Guilherme Delgado – Sim. Nas regras da ordem social existem vinculações de piso de benefício social. Os benefícios da previdência e da assistência social, com base nos conceitos de seguridade social, têm que ser no mínimo de um salário mínimo. Essa regra inexistia no regime anterior. Portanto, havia benefícios previdenciários no regime militar que eram declaradamente meio salário mínimo ou que não eram nada. Isso já não existe mais na Constituição. Evidentemente que, quando se cria um piso, se tem um ônus no sentido orçamentário, ou seja, os estoques de benefícios da assistência e da previdência não são uma base zero, mas uma base de despesas que têm de ser incluídas no orçamento, e é justamente com isso que a proposta do PMDB quer acabar.
A saúde tem um piso constitucional para a União, estados e municípios para aplicar na despesa orçamentária anual. Esse piso — apesar da velha discussão que fazem os sanitaristas — é tão baixo que não dá para suprir os custos do SUS. A solução do PMDB é zerar e passar para a discussão anual no Congresso, mas com isso se permite que cada partido diga o que será gasto a cada ano com a saúde sem um compromisso sistêmico de manter aqueles direitos sociais que estão na ordem social, porque no orçamento anual cada grupo de pressão fará a sua pressão. As empreiteiras terão um peso muito maior do que a área da saúde e da educação.
A ideia do piso e da vinculação é dar concretude aos direitos sociais, e não torná-la refém conjuntural do orçamento. A ideia do PMDB é que isso está sendo um estorvo para o ajuste fiscal e por isso nós temos que tirar esses direitos sociais. Mas, do ponto de vista de direitos sociais, a proposta do PMDB é um desastre.
Dívida pública
Tem um capítulo da proposta do PMDB que trata dos juros e da dívida pública, o qual constata que o grande vilão da despesa pública é a própria realimentação da dívida pública. Para se ter uma ideia, a despesa financeira subiu de cinco pontos percentuais para oito pontos percentuais, entre 2014 e 2015, só por causa da elevação dos juros e pela elevação do que eles chamam de swap, que é algo que ninguém entende, mas que representa, só neste ano, 2% do PIB. Swap é o seguro contra a desvalorização cambial.
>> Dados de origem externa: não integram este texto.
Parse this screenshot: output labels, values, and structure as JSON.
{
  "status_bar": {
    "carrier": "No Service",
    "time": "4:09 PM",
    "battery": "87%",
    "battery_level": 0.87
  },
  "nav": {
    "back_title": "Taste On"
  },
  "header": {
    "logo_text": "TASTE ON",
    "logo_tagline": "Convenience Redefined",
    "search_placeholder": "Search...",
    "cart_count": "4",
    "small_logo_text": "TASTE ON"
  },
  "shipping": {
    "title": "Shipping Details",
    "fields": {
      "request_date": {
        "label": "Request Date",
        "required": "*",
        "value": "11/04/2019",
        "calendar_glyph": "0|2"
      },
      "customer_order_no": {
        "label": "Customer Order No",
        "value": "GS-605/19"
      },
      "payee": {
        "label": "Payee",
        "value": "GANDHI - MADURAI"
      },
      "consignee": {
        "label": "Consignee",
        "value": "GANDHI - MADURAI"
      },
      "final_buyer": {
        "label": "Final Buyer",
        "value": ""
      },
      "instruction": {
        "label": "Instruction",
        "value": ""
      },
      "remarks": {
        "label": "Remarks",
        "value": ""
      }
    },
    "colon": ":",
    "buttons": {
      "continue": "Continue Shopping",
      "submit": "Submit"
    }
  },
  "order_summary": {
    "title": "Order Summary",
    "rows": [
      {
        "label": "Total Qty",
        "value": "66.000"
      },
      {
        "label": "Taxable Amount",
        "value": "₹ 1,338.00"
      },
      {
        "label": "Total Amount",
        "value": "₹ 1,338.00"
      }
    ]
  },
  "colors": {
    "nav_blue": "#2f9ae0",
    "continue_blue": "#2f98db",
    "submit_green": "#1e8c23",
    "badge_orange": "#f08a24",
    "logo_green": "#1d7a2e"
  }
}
Por exemplo, se alguém fez uma aplicação no Tesouro à época em que o dólar estava a R$ 2,50, e depois o valor do dólar subiu para R$ 2,80, R$ 3,00, R$ 4,00 R$ 5,00, essa diferença é recebida pelo investidor em recursos do Tesouro, com um nome estrangeiro, que ninguém sabe o que é, e que não passou pelo Congresso: é uma gigantesca montanha de dinheiro que passa pelas vias obscuras da relação Banco Central e orçamento público.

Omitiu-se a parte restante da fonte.